I met my friend Angela my freshman year of college when we bonded over cat cadavers in Anatomy and Physiology lab. I was drawn to her delightfully odd sense of humor and ability to take jokes a bit too far in the best possible way. I was a heavy metal chick at the time, with not much in the way of personal style beyond concert t-shirts and ripped jeans. But Angela introduced me to alternative music, quirky clothes, and cool and funky footwear, from John Fluevog shoes to Doc Martens boots. For the awkward, brooding, somewhat reserved nerd that I was, Angela stood out in vivid, glittery contrast to the black and white backdrop of a campus full of strangers I couldn’t quite connect with.

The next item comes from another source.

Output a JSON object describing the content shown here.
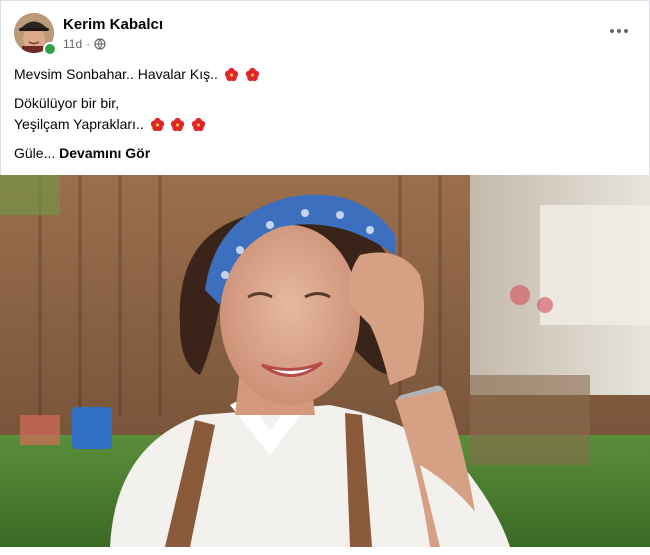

Growing up, I never had a huge group of friends. I was not popular, nor was I unpopular. I flew under the radar – elusive, like Bigfoot or Waldo, a fuzzy blur in the snapshot of youth, waving and smiling unremarkably in a sea of faces. I sometimes tried too hard to fit in and be popular, but I learned with time and experience to value quality over quantity. And those few close friends from childhood, high school, college, and beyond, they were awesome, and still are.

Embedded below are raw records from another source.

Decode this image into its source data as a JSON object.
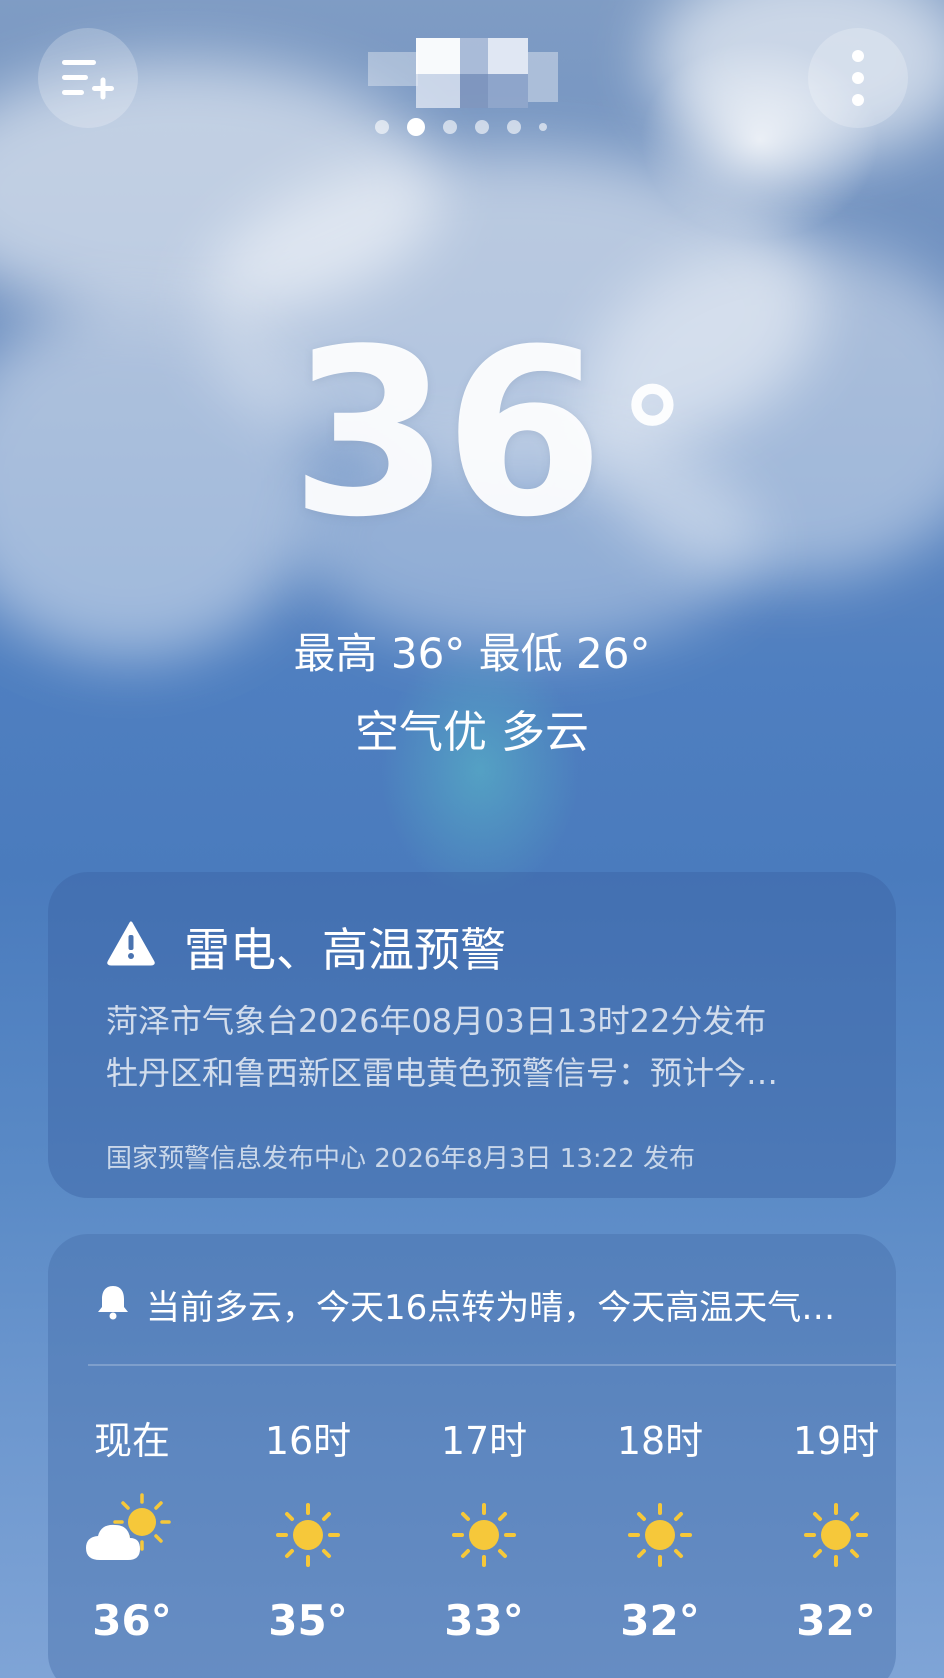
{
  "header": {
    "menu_icon": "list-add-icon",
    "more_icon": "more-vertical-icon",
    "page_dots": 6,
    "active_dot": 1
  },
  "current": {
    "temperature": "36",
    "degree": "°",
    "hi_lo": "最高 36° 最低 26°",
    "condition": "空气优  多云"
  },
  "alert": {
    "icon": "warning-triangle-icon",
    "title": "雷电、高温预警",
    "line1": "菏泽市气象台2026年08月03日13时22分发布",
    "line2": "牡丹区和鲁西新区雷电黄色预警信号：预计今…",
    "source": "国家预警信息发布中心 2026年8月3日 13:22 发布"
  },
  "forecast": {
    "summary_icon": "bell-icon",
    "summary": "当前多云，今天16点转为晴，今天高温天气…",
    "hours": [
      {
        "label": "现在",
        "icon": "partly-cloudy-icon",
        "temp": "36°"
      },
      {
        "label": "16时",
        "icon": "sun-icon",
        "temp": "35°"
      },
      {
        "label": "17时",
        "icon": "sun-icon",
        "temp": "33°"
      },
      {
        "label": "18时",
        "icon": "sun-icon",
        "temp": "32°"
      },
      {
        "label": "19时",
        "icon": "sun-icon",
        "temp": "32°"
      }
    ]
  },
  "colors": {
    "sun": "#f6c83a",
    "card": "#3c64a5"
  }
}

Angela still makes me laugh 25 years later. She recently shared a picture on Facebook of a “Pinterest Fail” – a birthday cake supposedly decorated in the style of Van Gogh’s Starry Night that she had attempted to recreate from a photo downloaded from Pinterest. “I was really trying on that cake, until I wasn’t,” she wrote. “Then it was just laughter and frosting!”
I hope someday I can look back at my adult angst over my numbers of followers, likes, and shares, my worries about perfection, and my fears of rejection, with the wisdom of a Starry Night cake that wasn’t, and say the same:
“I was really trying, until I wasn’t. Then it was just laughter and frosting.”